Vous avez fait allusion au blocage de primes pour un montant de 60 000 dollars…
"Je ne vais pas rentrer dans les détails, mais c’est aujourd’hui entre les avocats de l’Adeps, du ministre, de Kevin et Jonathan, et de la fédération. Oui, il y a un litige en cours. On se trouve dans une situation complètement aberrante. Dans tous les pays, les primes sont versées par les fédérations aux athlètes et là, on a un président qui est en train de foutre le boxon. Mais s’il faut impliquer tout le sport belge, on le fera !"
Dans un tel climat, comment trouver de la sérénité avant les Jeux de Tokyo ?
"Il faut bien se défendre… Ce n’est pas nous qui provoquons les conflits. C’est le mode de fonctionnement d’un seul homme."
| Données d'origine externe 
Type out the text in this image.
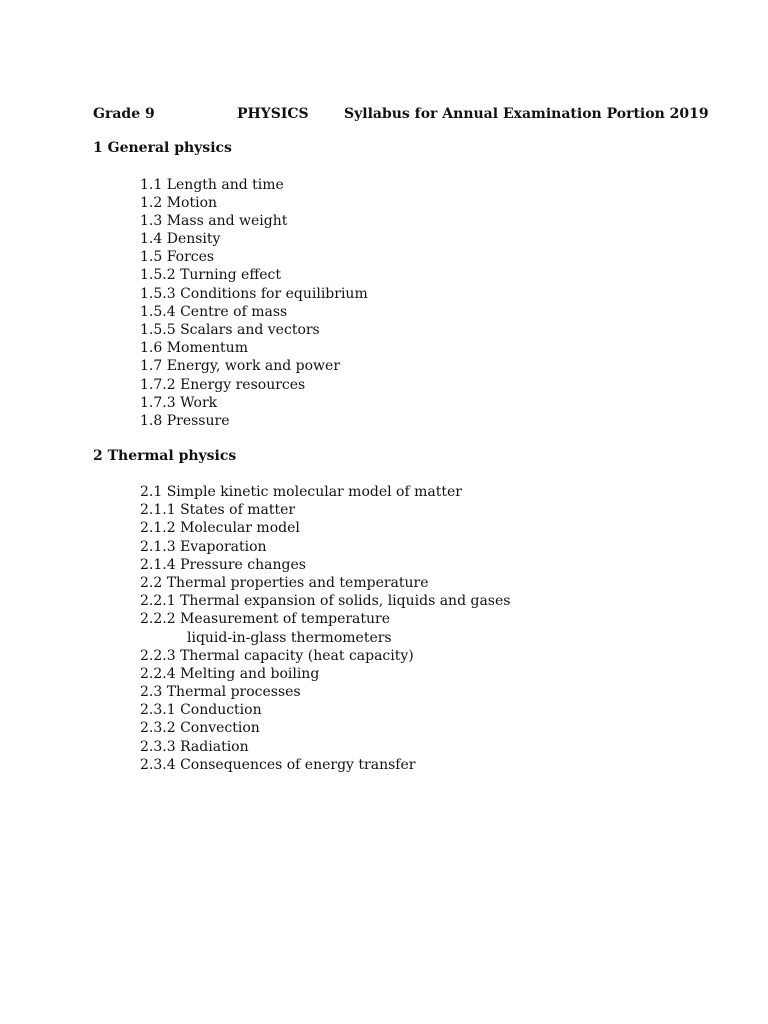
Grade 9	PHYSICS	Syllabus for Annual Examination Portion 2019
1 General physics
1.1 Length and time
1.2 Motion
1.3 Mass and weight
1.4 Density
1.5 Forces
1.5.2 Turning effect
1.5.3 Conditions for equilibrium
1.5.4 Centre of mass
1.5.5 Scalars and vectors
1.6 Momentum
1.7 Energy, work and power
1.7.2 Energy resources
1.7.3 Work
1.8 Pressure
2 Thermal physics
2.1 Simple kinetic molecular model of matter
2.1.1 States of matter
2.1.2 Molecular model
2.1.3 Evaporation
2.1.4 Pressure changes
2.2 Thermal properties and temperature
2.2.1 Thermal expansion of solids, liquids and gases
2.2.2 Measurement of temperature
liquid-in-glass thermometers
2.2.3 Thermal capacity (heat capacity)
2.2.4 Melting and boiling
2.3 Thermal processes
2.3.1 Conduction
2.3.2 Convection
2.3.3 Radiation
2.3.4 Consequences of energy transfer
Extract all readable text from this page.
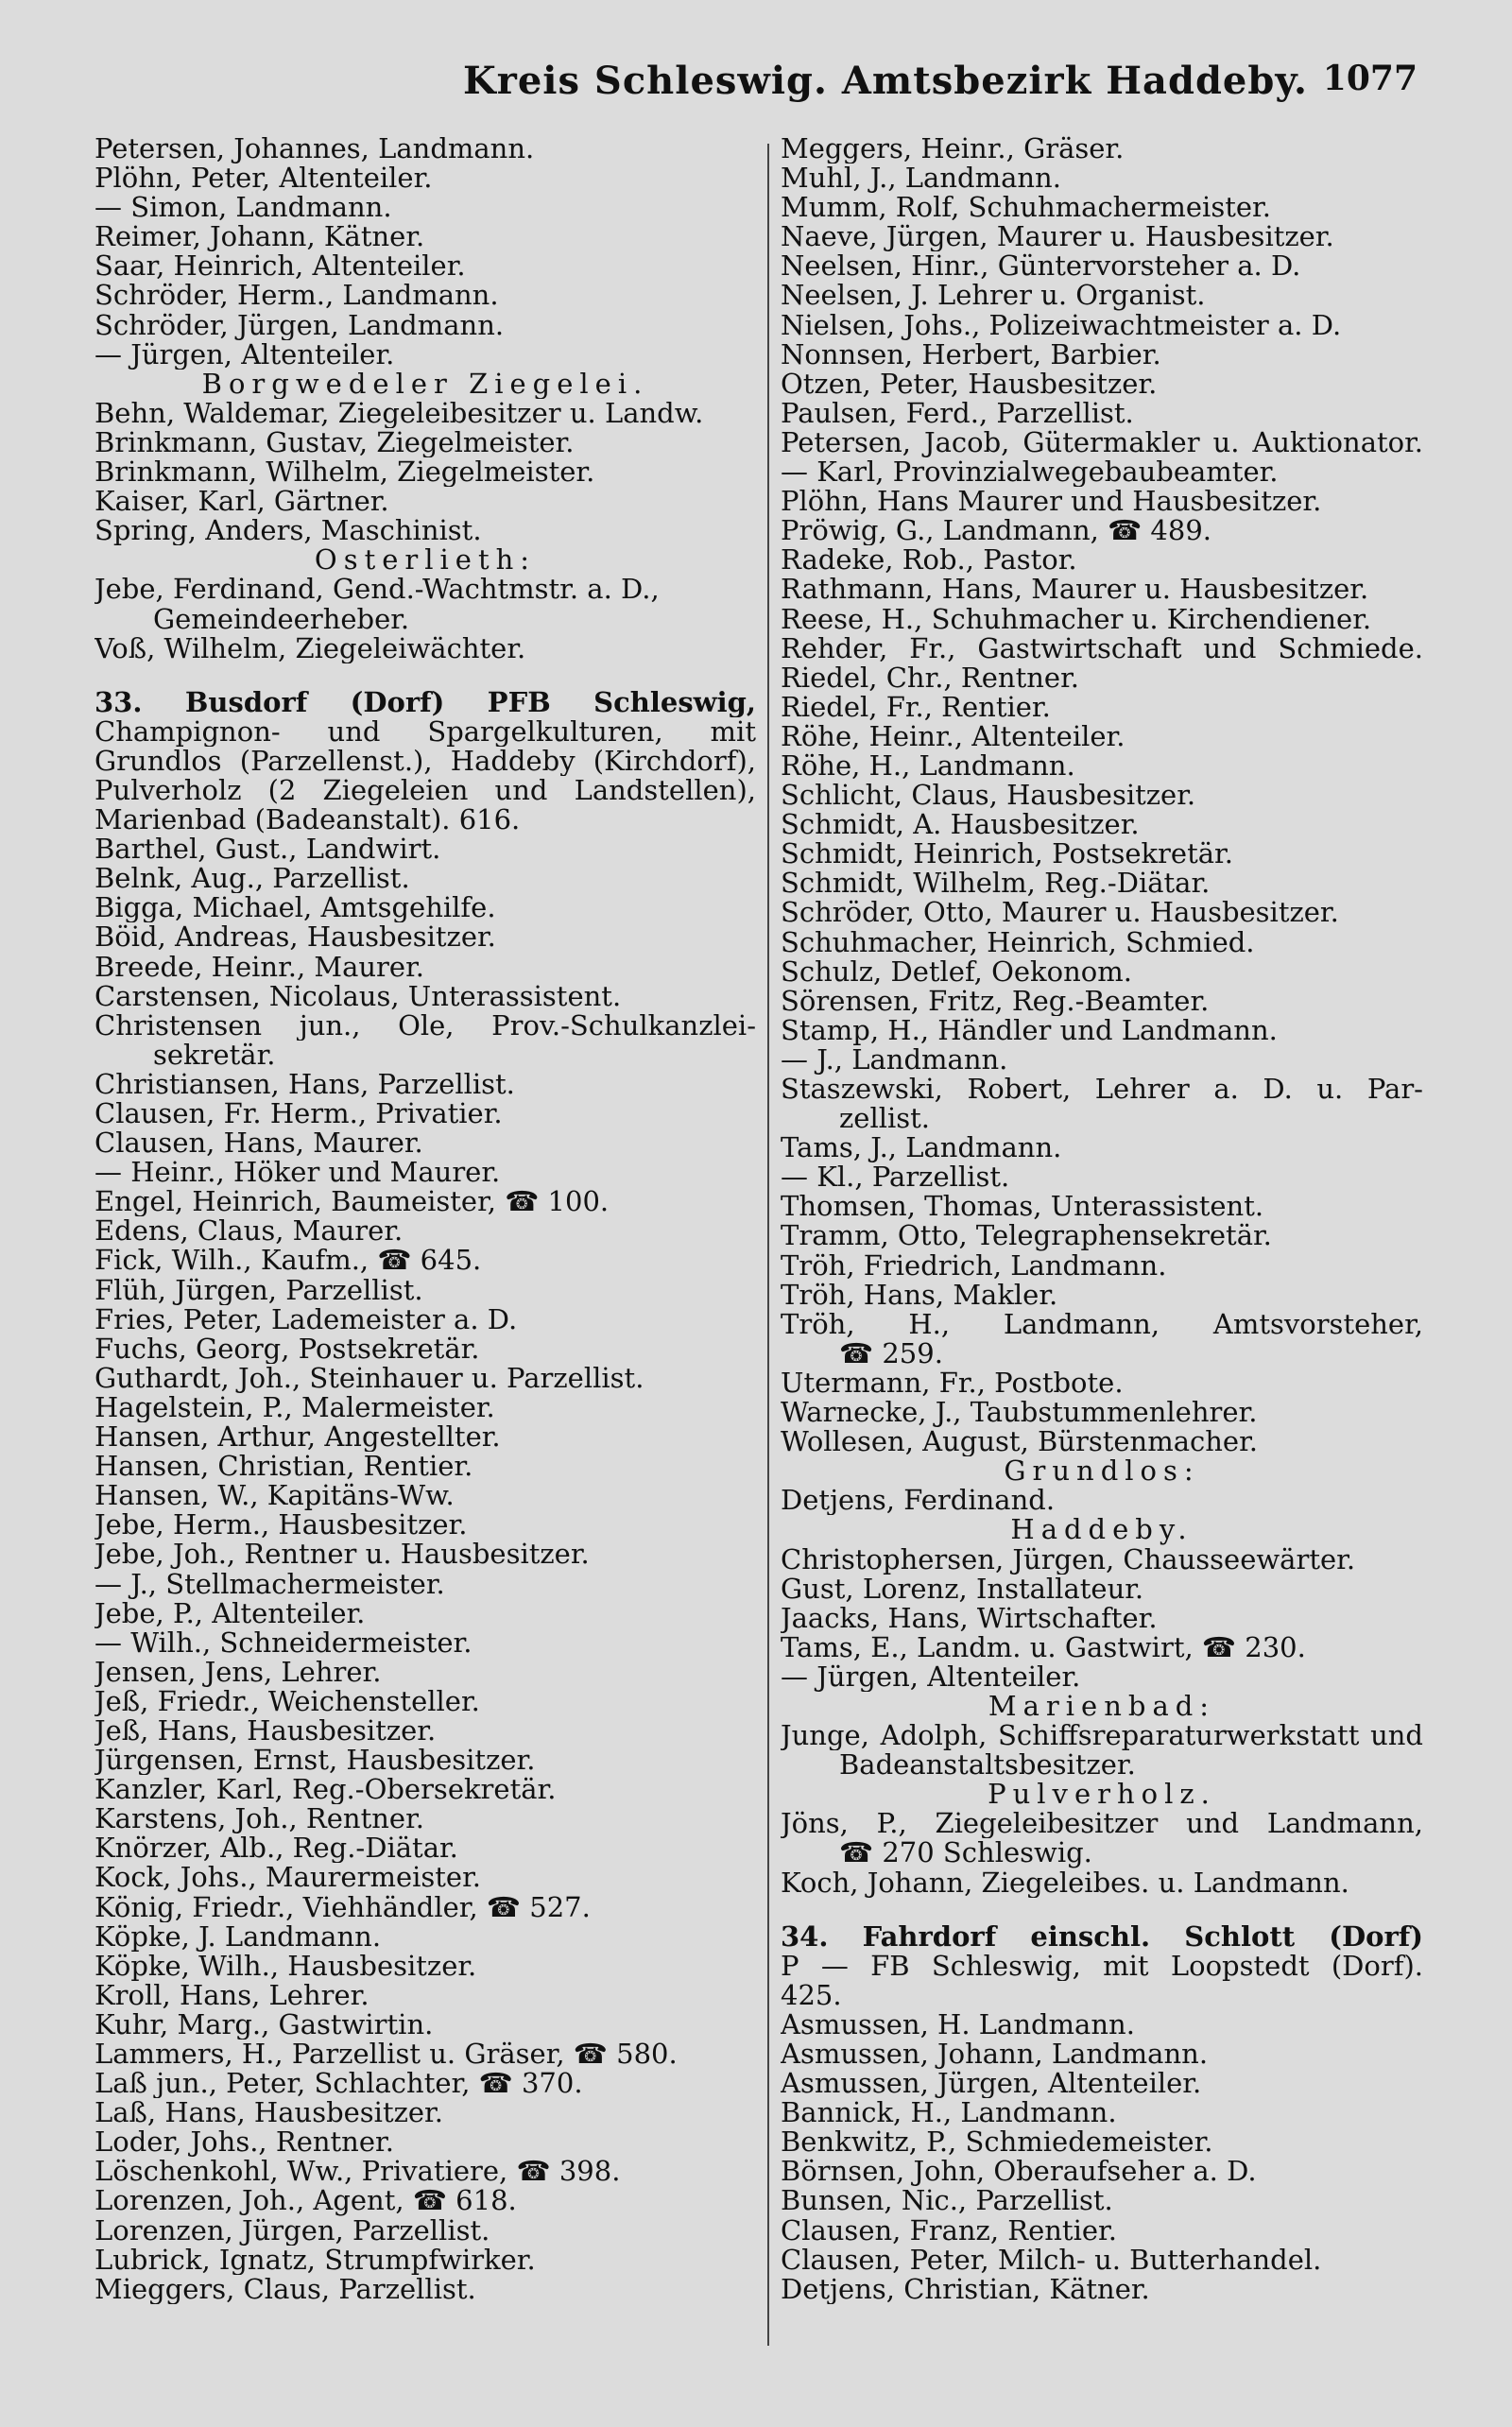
Kreis Schleswig. Amtsbezirk Haddeby. 1077
Petersen, Johannes, Landmann.
Plöhn, Peter, Altenteiler.
— Simon, Landmann.
Reimer, Johann, Kätner.
Saar, Heinrich, Altenteiler.
Schröder, Herm., Landmann.
Schröder, Jürgen, Landmann.
— Jürgen, Altenteiler.
Borgwedeler Ziegelei.
Behn, Waldemar, Ziegeleibesitzer u. Landw.
Brinkmann, Gustav, Ziegelmeister.
Brinkmann, Wilhelm, Ziegelmeister.
Kaiser, Karl, Gärtner.
Spring, Anders, Maschinist.
Osterlieth:
Jebe, Ferdinand, Gend.-Wachtmstr. a. D.,
Gemeindeerheber.
Voß, Wilhelm, Ziegeleiwächter.
33. Busdorf (Dorf) PFB Schleswig,
Champignon- und Spargelkulturen, mit
Grundlos (Parzellenst.), Haddeby (Kirchdorf),
Pulverholz (2 Ziegeleien und Landstellen),
Marienbad (Badeanstalt). 616.
Barthel, Gust., Landwirt.
Belnk, Aug., Parzellist.
Bigga, Michael, Amtsgehilfe.
Böid, Andreas, Hausbesitzer.
Breede, Heinr., Maurer.
Carstensen, Nicolaus, Unterassistent.
Christensen jun., Ole, Prov.-Schulkanzlei-
sekretär.
Christiansen, Hans, Parzellist.
Clausen, Fr. Herm., Privatier.
Clausen, Hans, Maurer.
— Heinr., Höker und Maurer.
Engel, Heinrich, Baumeister, ☎ 100.
Edens, Claus, Maurer.
Fick, Wilh., Kaufm., ☎ 645.
Flüh, Jürgen, Parzellist.
Fries, Peter, Lademeister a. D.
Fuchs, Georg, Postsekretär.
Guthardt, Joh., Steinhauer u. Parzellist.
Hagelstein, P., Malermeister.
Hansen, Arthur, Angestellter.
Hansen, Christian, Rentier.
Hansen, W., Kapitäns-Ww.
Jebe, Herm., Hausbesitzer.
Jebe, Joh., Rentner u. Hausbesitzer.
— J., Stellmachermeister.
Jebe, P., Altenteiler.
— Wilh., Schneidermeister.
Jensen, Jens, Lehrer.
Jeß, Friedr., Weichensteller.
Jeß, Hans, Hausbesitzer.
Jürgensen, Ernst, Hausbesitzer.
Kanzler, Karl, Reg.-Obersekretär.
Karstens, Joh., Rentner.
Knörzer, Alb., Reg.-Diätar.
Kock, Johs., Maurermeister.
König, Friedr., Viehhändler, ☎ 527.
Köpke, J. Landmann.
Köpke, Wilh., Hausbesitzer.
Kroll, Hans, Lehrer.
Kuhr, Marg., Gastwirtin.
Lammers, H., Parzellist u. Gräser, ☎ 580.
Laß jun., Peter, Schlachter, ☎ 370.
Laß, Hans, Hausbesitzer.
Loder, Johs., Rentner.
Löschenkohl, Ww., Privatiere, ☎ 398.
Lorenzen, Joh., Agent, ☎ 618.
Lorenzen, Jürgen, Parzellist.
Lubrick, Ignatz, Strumpfwirker.
Mieggers, Claus, Parzellist.
Meggers, Heinr., Gräser.
Muhl, J., Landmann.
Mumm, Rolf, Schuhmachermeister.
Naeve, Jürgen, Maurer u. Hausbesitzer.
Neelsen, Hinr., Güntervorsteher a. D.
Neelsen, J. Lehrer u. Organist.
Nielsen, Johs., Polizeiwachtmeister a. D.
Nonnsen, Herbert, Barbier.
Otzen, Peter, Hausbesitzer.
Paulsen, Ferd., Parzellist.
Petersen, Jacob, Gütermakler u. Auktionator.
— Karl, Provinzialwegebaubeamter.
Plöhn, Hans Maurer und Hausbesitzer.
Pröwig, G., Landmann, ☎ 489.
Radeke, Rob., Pastor.
Rathmann, Hans, Maurer u. Hausbesitzer.
Reese, H., Schuhmacher u. Kirchendiener.
Rehder, Fr., Gastwirtschaft und Schmiede.
Riedel, Chr., Rentner.
Riedel, Fr., Rentier.
Röhe, Heinr., Altenteiler.
Röhe, H., Landmann.
Schlicht, Claus, Hausbesitzer.
Schmidt, A. Hausbesitzer.
Schmidt, Heinrich, Postsekretär.
Schmidt, Wilhelm, Reg.-Diätar.
Schröder, Otto, Maurer u. Hausbesitzer.
Schuhmacher, Heinrich, Schmied.
Schulz, Detlef, Oekonom.
Sörensen, Fritz, Reg.-Beamter.
Stamp, H., Händler und Landmann.
— J., Landmann.
Staszewski, Robert, Lehrer a. D. u. Par-
zellist.
Tams, J., Landmann.
— Kl., Parzellist.
Thomsen, Thomas, Unterassistent.
Tramm, Otto, Telegraphensekretär.
Tröh, Friedrich, Landmann.
Tröh, Hans, Makler.
Tröh, H., Landmann, Amtsvorsteher,
☎ 259.
Utermann, Fr., Postbote.
Warnecke, J., Taubstummenlehrer.
Wollesen, August, Bürstenmacher.
Grundlos:
Detjens, Ferdinand.
Haddeby.
Christophersen, Jürgen, Chausseewärter.
Gust, Lorenz, Installateur.
Jaacks, Hans, Wirtschafter.
Tams, E., Landm. u. Gastwirt, ☎ 230.
— Jürgen, Altenteiler.
Marienbad:
Junge, Adolph, Schiffsreparaturwerkstatt und
Badeanstaltsbesitzer.
Pulverholz.
Jöns, P., Ziegeleibesitzer und Landmann,
☎ 270 Schleswig.
Koch, Johann, Ziegeleibes. u. Landmann.
34. Fahrdorf einschl. Schlott (Dorf)
P — FB Schleswig, mit Loopstedt (Dorf).
425.
Asmussen, H. Landmann.
Asmussen, Johann, Landmann.
Asmussen, Jürgen, Altenteiler.
Bannick, H., Landmann.
Benkwitz, P., Schmiedemeister.
Börnsen, John, Oberaufseher a. D.
Bunsen, Nic., Parzellist.
Clausen, Franz, Rentier.
Clausen, Peter, Milch- u. Butterhandel.
Detjens, Christian, Kätner.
"Se tranquilliser avant le départ"
Julien Watrin, Dylan Borlée, Jonathan Borlée et Kevin Borlée. Ce quatuor, sacré champion continental, en 2015, à Prague, grâce à un superbe record d’Europe (3.02.87), disputera la finale du relais 4x400 m, ce dimanche, à Glasgow. Même si leur préparation n’a pas du tout été axée - hormis ces trois dernières semaines - sur l’Euro indoor, les Belgian Tornados devraient être capables de monter sur leur sixième podium en salle. Les intéressés n’attendent d’ailleurs rien de moins. "Dylan sort de ses problèmes après avoir été sous antibiotiques. Quant à Jonathan, Kevin et Julien, ils sont très bien. On a eu un très bon entraînement à Gand, ce mardi matin. On peut encore jouer haut", affirme Jacques Borlée. "Maintenant, il faut surtout se tranquilliser par rapport à toutes les histoires qu’on connaît. Oui, ce qu’on vit est déstabilisant. Comme je l’ai écrit aux autorités sportives, j’ai tenté ces jours-ci d’organiser le futur proche pour qu’on puisse aller chercher quelque chose d’exceptionnel à Glasgow. Mais soyons francs : ce n’est pas si simple. Je discute beaucoup avec le psychologue Jef Brouwers pour trouver les mots afin de faire abstraction de ce passé que l’on ne changera plus et d’aller vers la performance."